Your Guide to Carpet Tiles
Carpet tiles encourage your own imaginative designs followed by easy DIY installation.
If you’re looking to add a new area rug or runner to a room or hallway, check out carpet tiles. They’re made in lots of colors and patterns so you can create your own unique designs. Plus, installation is simple and a good DIY project. You also can install carpet tiles wall-to-wall, which is just a bit more challenging.
Carpet tiles, sometimes called carpet squares, come in modular sizes like 18" x 18" and 24" x 24" that are ideal for building geometric patterns, and many manufacturers make companion half- and quarter-size tiles so you can jazz up your design.
You can also cut tiles yourself to make curved edges and unique insets, or simply install identical carpets to make a uniformly colored and textured rug. A popular method is to install identical tiles but turn each tile at 90 degrees to its neighbors. The slight differences in the direction of the weave of each tile results in a subtle checkerboard pattern and serves to disguise seams.
Types of Carpet Tiles
Carpet tiles are made with various fibers, such as wool and nylon, and cut-pile and loop piles in various depths — just like regular carpet flooring.
The biggest difference depends on the type of backing a manufacturer puts on the bottom of the tile. There’s urethane, recycled vinyl, fiberglass, polypropylene and others. Whatever the backing, it’s important to choose carpet tiles with a manufacturer’s warranty against buckling, shrinkage and curling at the edges — the weak spot of carpet tile installation.
How To Install Carpet Tiles
Carpet tiles are either glued down or come with some version of peel-and-stick adhesive backing. For glue-down tiles, look for the manufacturer’s recommendation for a pressure-sensitive adhesive.
Either method requires a clean, dry, hard subfloor. For below-grade basements, choose carpet tiles with a vapor barrier backing.
You can install over smooth ceramic tile that’s well-bonded and stable. Level all grout lines with a leveling compound. Glossy tiles surfaces should be sanded to ensure the tiles bond tightly.

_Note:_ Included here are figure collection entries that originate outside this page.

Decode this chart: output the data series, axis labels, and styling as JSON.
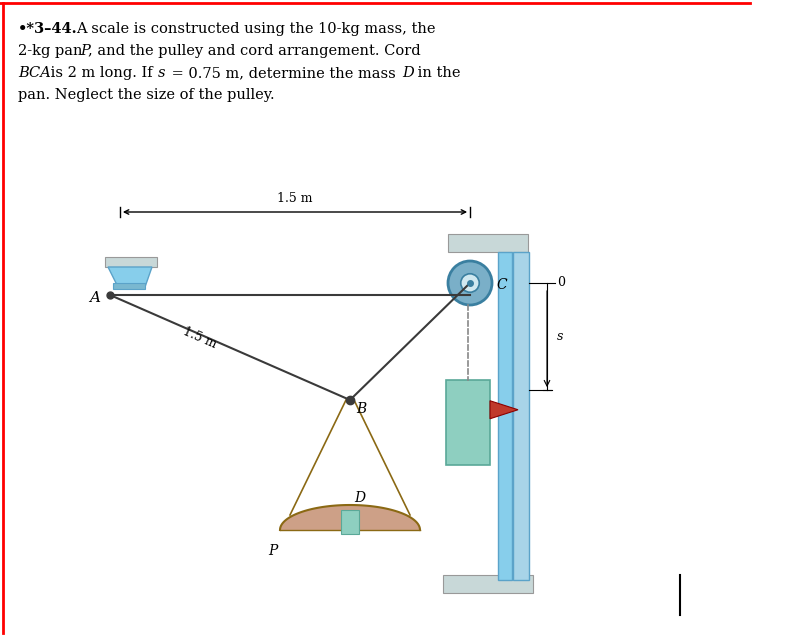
{
  "bg_color": "#ffffff",
  "fig_width": 7.88,
  "fig_height": 6.36,
  "cord_color": "#3a3a3a",
  "string_color": "#8B6914",
  "pulley_color": "#7aafc8",
  "pulley_inner": "#d0e8f0",
  "pulley_axle": "#3a7fa0",
  "mass_color": "#8ecfc0",
  "mass_edge": "#5aa898",
  "pan_color": "#c8967a",
  "pan_edge": "#8B6914",
  "flag_color": "#c0392b",
  "post_color": "#87CEEB",
  "post_edge": "#5ba3c9",
  "beam_color": "#c8d8d8",
  "beam_edge": "#999999",
  "bracket_color": "#87CEEB",
  "bracket_edge": "#5ba3c9",
  "label_A": "A",
  "label_B": "B",
  "label_C": "C",
  "label_D": "D",
  "label_P": "P",
  "label_0": "0",
  "label_s": "s",
  "dim_15_horiz": "1.5 m",
  "dim_15_diag": "1.5 m"
}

Temperature and humidity levels are important for good adhesion. Bring the tiles into the room you’re carpeting and let them acclimate for at least 24 hours before installing. Temps should be at least 65 degrees and relative humidity between 10 percent and 65 percent.
It’s important to set tiles with edges precisely aligned — any offsets will create open seams. A good method is to use a six-foot level to help keep edges in perfect alignment, moving the level along as you work.

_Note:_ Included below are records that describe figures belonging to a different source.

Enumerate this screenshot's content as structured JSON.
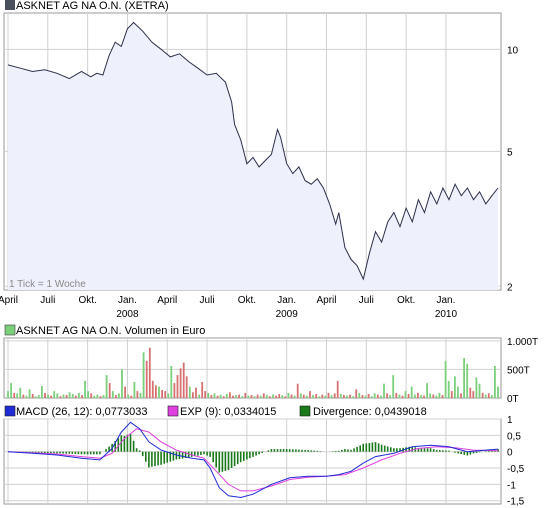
{
  "colors": {
    "price_line": "#2b2f4a",
    "price_fill": "#eef0fb",
    "grid": "#d0d0d0",
    "volume_up": "#7ad07a",
    "volume_down": "#d77070",
    "macd": "#1f2bd6",
    "signal": "#e040e0",
    "divergence": "#1a7a1a",
    "legend_box_dark": "#4a4f5e"
  },
  "price_panel": {
    "title": "ASKNET AG NA O.N. (XETRA)",
    "scale_note": "1 Tick = 1 Woche"
  },
  "volume_panel": {
    "title": "ASKNET AG NA O.N. Volumen in Euro"
  },
  "macd_panel": {
    "macd_label": "MACD (26, 12): 0,0773033",
    "exp_label": "EXP (9): 0,0334015",
    "div_label": "Divergence: 0,0439018"
  },
  "chart_data": [
    {
      "type": "line",
      "title": "ASKNET AG NA O.N. (XETRA)",
      "log_scale": true,
      "y_ticks": [
        "10",
        "5",
        "2"
      ],
      "y_tick_values": [
        10,
        5,
        2
      ],
      "x_ticks": [
        "April",
        "Juli",
        "Okt.",
        "Jan.",
        "April",
        "Juli",
        "Okt.",
        "Jan.",
        "April",
        "Juli",
        "Okt.",
        "Jan."
      ],
      "x_tick_years": [
        {
          "label": "2008",
          "at": "Jan."
        },
        {
          "label": "2009",
          "at": "Jan."
        },
        {
          "label": "2010",
          "at": "Jan."
        }
      ],
      "x_tick_weeks": [
        0,
        13,
        26,
        39,
        52,
        65,
        78,
        91,
        104,
        117,
        130,
        143
      ],
      "series": [
        {
          "week": [
            0,
            4,
            8,
            12,
            16,
            20,
            24,
            27,
            29,
            31,
            33,
            35,
            37,
            39,
            41,
            44,
            47,
            50,
            53,
            56,
            59,
            62,
            65,
            68,
            71,
            73,
            74,
            76,
            78,
            80,
            82,
            84,
            86,
            88,
            89,
            91,
            93,
            95,
            97,
            99,
            101,
            103,
            105,
            107,
            108,
            110,
            112,
            114,
            116,
            118,
            120,
            122,
            124,
            126,
            128,
            130,
            132,
            134,
            136,
            138,
            140,
            142,
            144,
            146,
            148,
            150,
            152,
            154,
            156,
            158,
            160
          ],
          "values": [
            9.0,
            8.8,
            8.6,
            8.7,
            8.5,
            8.2,
            8.6,
            8.3,
            8.5,
            8.4,
            9.6,
            10.5,
            10.2,
            11.5,
            12.0,
            11.3,
            10.5,
            10.0,
            9.5,
            9.7,
            9.2,
            8.8,
            8.4,
            8.5,
            8.0,
            7.0,
            6.0,
            5.4,
            4.6,
            4.8,
            4.5,
            4.7,
            4.9,
            5.8,
            5.5,
            4.6,
            4.3,
            4.5,
            4.1,
            4.0,
            4.15,
            3.9,
            3.5,
            3.05,
            3.3,
            2.6,
            2.4,
            2.3,
            2.1,
            2.5,
            2.9,
            2.7,
            3.1,
            3.3,
            3.0,
            3.4,
            3.1,
            3.6,
            3.3,
            3.8,
            3.5,
            3.9,
            3.6,
            4.0,
            3.7,
            3.9,
            3.6,
            3.8,
            3.5,
            3.7,
            3.9
          ]
        }
      ]
    },
    {
      "type": "bar",
      "title": "ASKNET AG NA O.N. Volumen in Euro",
      "y_ticks": [
        "1.000T",
        "500T",
        "0T"
      ],
      "y_tick_values": [
        1000,
        500,
        0
      ],
      "unit": "T",
      "series": [
        {
          "name": "Volumen",
          "values": [
            120,
            260,
            90,
            80,
            180,
            60,
            40,
            150,
            70,
            30,
            50,
            210,
            90,
            60,
            40,
            120,
            80,
            30,
            60,
            50,
            100,
            70,
            40,
            90,
            50,
            300,
            120,
            80,
            40,
            60,
            30,
            50,
            400,
            260,
            120,
            50,
            80,
            500,
            200,
            60,
            40,
            280,
            120,
            90,
            800,
            650,
            880,
            300,
            220,
            200,
            140,
            120,
            80,
            560,
            260,
            400,
            520,
            620,
            380,
            200,
            100,
            180,
            60,
            280,
            120,
            90,
            50,
            80,
            40,
            60,
            30,
            70,
            100,
            40,
            50,
            60,
            30,
            90,
            40,
            50,
            30,
            60,
            40,
            80,
            50,
            30,
            60,
            40,
            70,
            50,
            30,
            90,
            60,
            40,
            250,
            80,
            60,
            40,
            120,
            50,
            70,
            30,
            60,
            40,
            90,
            50,
            80,
            300,
            70,
            50,
            40,
            60,
            30,
            150,
            90,
            50,
            40,
            70,
            30,
            80,
            60,
            40,
            250,
            80,
            50,
            400,
            90,
            60,
            40,
            120,
            70,
            200,
            60,
            90,
            50,
            40,
            260,
            80,
            60,
            40,
            90,
            50,
            650,
            300,
            120,
            380,
            200,
            80,
            700,
            600,
            180,
            120,
            360,
            250,
            90,
            60,
            80,
            50,
            560,
            200
          ],
          "up": [
            1,
            1,
            0,
            1,
            1,
            0,
            1,
            1,
            0,
            1,
            1,
            1,
            0,
            1,
            0,
            1,
            1,
            0,
            1,
            0,
            1,
            1,
            0,
            1,
            0,
            1,
            1,
            0,
            1,
            1,
            0,
            1,
            1,
            0,
            1,
            0,
            1,
            1,
            0,
            1,
            0,
            1,
            0,
            1,
            1,
            0,
            0,
            0,
            0,
            1,
            0,
            0,
            1,
            1,
            0,
            0,
            0,
            0,
            0,
            1,
            0,
            0,
            1,
            0,
            0,
            1,
            0,
            1,
            0,
            1,
            0,
            1,
            0,
            0,
            1,
            0,
            1,
            0,
            1,
            0,
            1,
            0,
            1,
            0,
            1,
            0,
            1,
            0,
            0,
            1,
            0,
            1,
            0,
            1,
            0,
            1,
            0,
            1,
            0,
            1,
            0,
            1,
            0,
            1,
            0,
            1,
            0,
            0,
            1,
            0,
            1,
            0,
            1,
            0,
            1,
            0,
            1,
            0,
            1,
            1,
            0,
            1,
            1,
            0,
            1,
            1,
            0,
            1,
            0,
            1,
            0,
            1,
            1,
            0,
            1,
            0,
            1,
            1,
            0,
            1,
            1,
            0,
            1,
            1,
            0,
            1,
            1,
            0,
            1,
            1,
            0,
            0,
            1,
            1,
            0,
            1,
            0,
            1,
            1,
            1
          ]
        }
      ]
    },
    {
      "type": "line",
      "title": "MACD (26, 12)",
      "y_ticks": [
        "1",
        "0,5",
        "0",
        "-0,5",
        "-1",
        "-1,5"
      ],
      "y_tick_values": [
        1,
        0.5,
        0,
        -0.5,
        -1,
        -1.5
      ],
      "series": [
        {
          "name": "MACD (26, 12)",
          "week": [
            0,
            8,
            16,
            24,
            30,
            34,
            37,
            40,
            43,
            46,
            50,
            55,
            60,
            64,
            66,
            69,
            72,
            76,
            80,
            86,
            92,
            98,
            104,
            108,
            112,
            116,
            120,
            126,
            132,
            138,
            144,
            150,
            156,
            160
          ],
          "values": [
            0.0,
            -0.05,
            -0.1,
            -0.2,
            -0.25,
            0.1,
            0.6,
            0.9,
            0.7,
            0.3,
            0.05,
            -0.1,
            -0.2,
            -0.25,
            -0.5,
            -1.1,
            -1.35,
            -1.4,
            -1.3,
            -1.0,
            -0.8,
            -0.75,
            -0.75,
            -0.7,
            -0.6,
            -0.35,
            -0.15,
            -0.05,
            0.15,
            0.2,
            0.15,
            0.0,
            0.05,
            0.08
          ]
        },
        {
          "name": "EXP (9)",
          "week": [
            0,
            8,
            16,
            24,
            30,
            34,
            38,
            42,
            46,
            50,
            55,
            60,
            64,
            68,
            72,
            76,
            80,
            86,
            92,
            98,
            104,
            110,
            116,
            122,
            128,
            134,
            140,
            146,
            152,
            156,
            160
          ],
          "values": [
            0.0,
            -0.03,
            -0.07,
            -0.15,
            -0.2,
            -0.05,
            0.4,
            0.7,
            0.6,
            0.3,
            0.05,
            -0.1,
            -0.2,
            -0.6,
            -1.0,
            -1.2,
            -1.2,
            -1.05,
            -0.85,
            -0.78,
            -0.75,
            -0.7,
            -0.5,
            -0.25,
            -0.05,
            0.1,
            0.15,
            0.12,
            0.05,
            0.04,
            0.03
          ]
        }
      ]
    }
  ]
}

How to Lay Carpet Tiles Wall-to-Wall
For wall-to-wall installations, you’ll want to make sure that the edge tiles are at least a full half tile wide to help prevent edge curling.
Start by snapping diagonal chalk lines from corner to corner of your room. That’ll give you a center point of your room for both width and length. From the center point, measure to the center of each wall, and use those measurements to adjust your layout to avoid narrow partial tiles.
Next, snap lines from the center point to the middle of each wall to divide your room into quadrants. Work one quadrant at a time.